> - In 3.3.2, MPI_SPAWN, description of "command-line" argument
> I propose to append (page 8, after line 41):
>
> If the "command-line" argument is omitted (NULL in C or an empty
> string in Fortran) further copies of the calling program are
> started.
>
> Reason:
> An application that uses MPI_UNIVERSE_SIZE can be written
> very portable. It must not analyse the calling sequence
> to find its own name.
So this sounds at first like a reasonable thing, but it looks
as if the intent is to facilitate a bad thing, which is
a host-node bootstrap approach to SPMD programs. i.e.,
you want 8 copies of "foo" in your application so you
spawn a copy of foo which spawns the other 7. It is
really much more appropriate in MPI to spawn all 8 at once,
and the 1+7 approach seems like an PVM (PARMACS?) relic.

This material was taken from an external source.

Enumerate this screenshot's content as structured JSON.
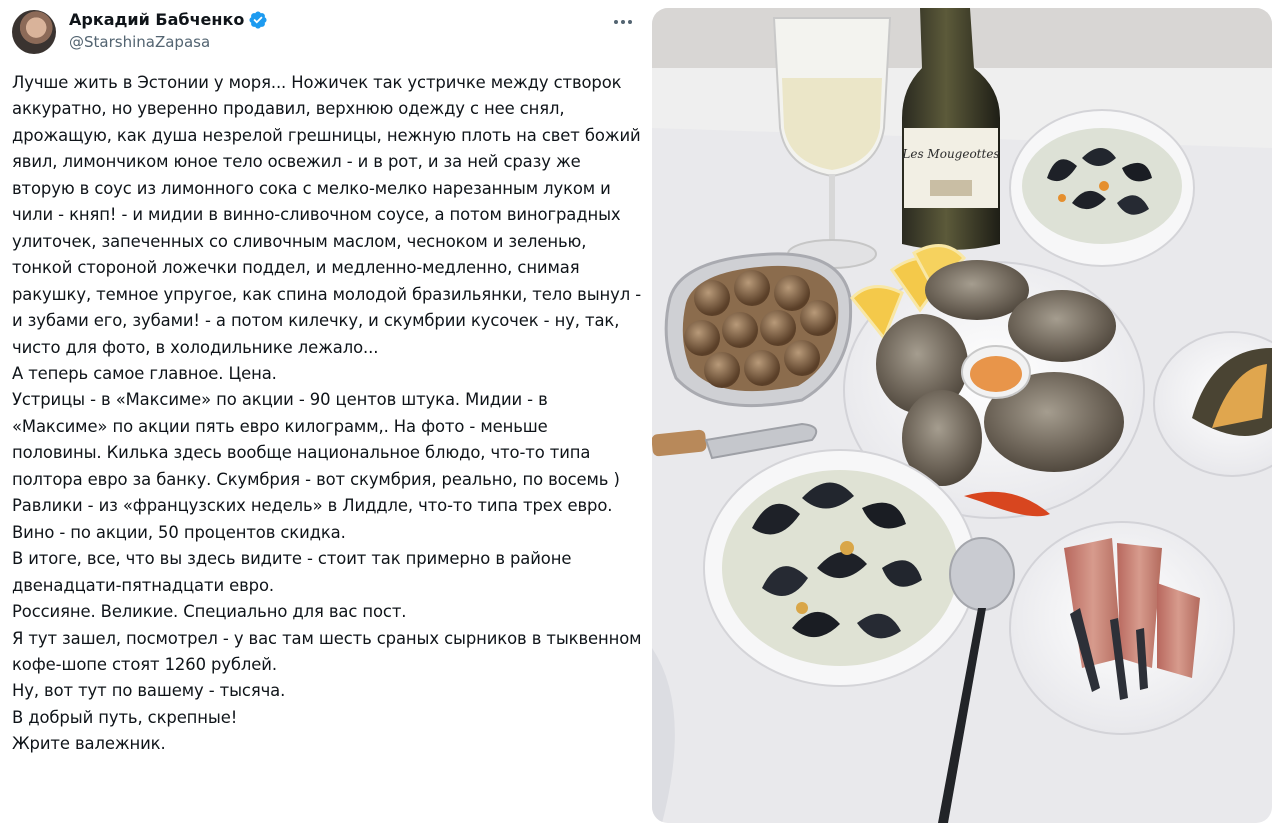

This might be reasonable for
true host-node programs, because the master process may
not know what to spawn until it has started, and because
degraded master-slave communication is not likely to be
too much of a problem, but I don't see a justification
for the SPMD case. Is this what you're targeting?
> - In 3.3.2, MPI_SPAWN, paragraph about MPI_SPAWN_SOFT,
> I propose to append (page 9, after line 16):
> Advice to users. The number of spawned processes can be
> inquired with MPI_COMM_REMOTE_SIZE(intercomm, size).
> (End of advice to users.)
> Reason:
> It clarifies how to test "an empty intercommunicator is returned"
> (page 9, line 16).
This looks like a good clarification. We still have a problem
for MPI_Spawn_multiple() - suggestions welcomed.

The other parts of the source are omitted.